Radar Positioning for Accurate Sensing of Pulse Waves at Multiple Sites Using a 3D Human Model

TL;DR

This paper introduces a radar-based method combined with a depth camera and 3D modeling to accurately measure pulse waves at multiple body sites, enhancing noncontact blood pressure monitoring.

Contribution

It presents a novel approach integrating electromagnetic simulation and 3D human modeling to optimize radar positioning for pulse wave sensing.

Findings

Achieved 14% improvement in measurement accuracy over conventional methods.

Demonstrated effective pulse wave estimation at multiple body sites.

Validated the method through experimental measurements.

Abstract

This study proposes a sensing method using a millimeter-wave array radar and a depth camera to measure pulse waves at multiple sites on the human body.

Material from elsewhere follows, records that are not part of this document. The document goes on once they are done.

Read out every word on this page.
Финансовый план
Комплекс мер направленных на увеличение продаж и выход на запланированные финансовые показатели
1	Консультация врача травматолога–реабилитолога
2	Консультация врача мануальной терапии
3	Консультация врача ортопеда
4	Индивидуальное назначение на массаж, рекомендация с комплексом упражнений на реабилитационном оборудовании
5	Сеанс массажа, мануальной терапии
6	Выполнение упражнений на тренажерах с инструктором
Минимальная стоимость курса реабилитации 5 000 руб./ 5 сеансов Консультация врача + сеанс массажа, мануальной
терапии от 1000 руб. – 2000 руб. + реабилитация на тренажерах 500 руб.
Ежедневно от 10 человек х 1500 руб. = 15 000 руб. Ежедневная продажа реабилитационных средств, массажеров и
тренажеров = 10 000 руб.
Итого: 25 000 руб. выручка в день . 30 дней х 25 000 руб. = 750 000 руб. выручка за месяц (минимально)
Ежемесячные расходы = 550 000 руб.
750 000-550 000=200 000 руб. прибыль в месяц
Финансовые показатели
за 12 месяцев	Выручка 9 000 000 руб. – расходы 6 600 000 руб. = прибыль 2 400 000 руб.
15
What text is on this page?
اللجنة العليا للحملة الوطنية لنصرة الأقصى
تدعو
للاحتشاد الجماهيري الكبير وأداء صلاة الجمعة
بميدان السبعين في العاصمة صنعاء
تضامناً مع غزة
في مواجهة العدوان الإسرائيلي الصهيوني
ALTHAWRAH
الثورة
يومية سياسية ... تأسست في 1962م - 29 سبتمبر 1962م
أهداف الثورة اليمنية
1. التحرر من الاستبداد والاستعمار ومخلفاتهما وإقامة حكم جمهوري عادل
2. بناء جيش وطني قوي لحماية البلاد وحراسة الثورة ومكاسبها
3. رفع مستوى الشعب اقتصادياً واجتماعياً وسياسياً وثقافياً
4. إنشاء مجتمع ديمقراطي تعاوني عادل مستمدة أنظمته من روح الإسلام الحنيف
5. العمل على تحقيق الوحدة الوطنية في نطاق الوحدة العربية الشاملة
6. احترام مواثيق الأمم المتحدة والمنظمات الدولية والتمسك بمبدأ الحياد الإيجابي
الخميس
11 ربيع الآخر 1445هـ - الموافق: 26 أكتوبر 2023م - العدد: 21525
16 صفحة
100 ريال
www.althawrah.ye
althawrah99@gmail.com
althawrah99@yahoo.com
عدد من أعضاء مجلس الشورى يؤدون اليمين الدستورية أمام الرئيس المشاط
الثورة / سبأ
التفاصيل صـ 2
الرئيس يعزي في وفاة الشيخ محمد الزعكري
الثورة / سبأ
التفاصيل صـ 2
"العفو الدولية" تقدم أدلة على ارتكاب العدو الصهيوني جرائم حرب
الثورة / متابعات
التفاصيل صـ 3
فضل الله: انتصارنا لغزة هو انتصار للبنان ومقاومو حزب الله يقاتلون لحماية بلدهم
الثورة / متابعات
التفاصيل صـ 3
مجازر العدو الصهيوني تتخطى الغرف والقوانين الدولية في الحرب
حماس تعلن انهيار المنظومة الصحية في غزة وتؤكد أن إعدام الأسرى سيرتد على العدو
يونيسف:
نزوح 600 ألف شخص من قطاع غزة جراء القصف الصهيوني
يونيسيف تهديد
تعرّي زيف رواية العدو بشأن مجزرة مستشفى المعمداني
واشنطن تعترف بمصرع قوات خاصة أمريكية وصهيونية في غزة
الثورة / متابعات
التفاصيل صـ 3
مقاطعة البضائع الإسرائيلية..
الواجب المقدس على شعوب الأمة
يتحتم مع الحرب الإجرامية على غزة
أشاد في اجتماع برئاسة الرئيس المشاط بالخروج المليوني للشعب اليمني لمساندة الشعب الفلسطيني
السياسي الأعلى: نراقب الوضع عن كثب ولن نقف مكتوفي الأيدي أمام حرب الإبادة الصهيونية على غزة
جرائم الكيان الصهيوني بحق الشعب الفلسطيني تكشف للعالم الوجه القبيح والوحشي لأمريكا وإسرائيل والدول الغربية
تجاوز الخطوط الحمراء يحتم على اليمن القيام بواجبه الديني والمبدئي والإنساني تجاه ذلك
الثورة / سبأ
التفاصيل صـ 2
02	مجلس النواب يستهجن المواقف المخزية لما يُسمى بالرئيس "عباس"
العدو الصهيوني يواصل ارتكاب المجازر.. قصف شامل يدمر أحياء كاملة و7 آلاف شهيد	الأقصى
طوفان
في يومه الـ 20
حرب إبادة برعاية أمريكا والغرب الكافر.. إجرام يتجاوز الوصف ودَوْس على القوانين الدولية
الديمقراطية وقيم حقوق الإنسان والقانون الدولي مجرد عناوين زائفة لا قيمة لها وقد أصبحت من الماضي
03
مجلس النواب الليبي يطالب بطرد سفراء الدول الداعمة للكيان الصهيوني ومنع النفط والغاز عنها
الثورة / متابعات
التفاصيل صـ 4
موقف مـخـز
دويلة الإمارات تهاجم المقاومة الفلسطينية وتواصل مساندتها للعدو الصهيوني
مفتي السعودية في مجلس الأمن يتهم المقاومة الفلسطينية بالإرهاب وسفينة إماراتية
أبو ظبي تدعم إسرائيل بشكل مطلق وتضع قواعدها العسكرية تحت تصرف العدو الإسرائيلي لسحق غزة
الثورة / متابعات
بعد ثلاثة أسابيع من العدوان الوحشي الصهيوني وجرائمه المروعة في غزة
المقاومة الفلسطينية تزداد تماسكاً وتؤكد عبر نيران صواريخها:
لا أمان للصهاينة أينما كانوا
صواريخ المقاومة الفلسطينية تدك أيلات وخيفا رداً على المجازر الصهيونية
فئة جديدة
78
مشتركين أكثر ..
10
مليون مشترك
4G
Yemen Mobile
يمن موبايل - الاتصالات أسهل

Using a three-dimensional shape model of the target human body measured by the depth camera, the method identifies reflection sites on the body through electromagnetic scattering simulation. On the basis of the simulation, the radar system can be positioned at a suitable location for measuring pulse waves depending on the posture of the target person. Through measurements using radar and depth camera systems, we demonstrate that the proposed method can estimate the body displacement waveform caused by pulse waves accurately, improving the accuracy by 14% compared with a conventional approach without a depth camera. The proposed method can be a key to realizing an accurate and noncontact sensor for monitoring blood pressure.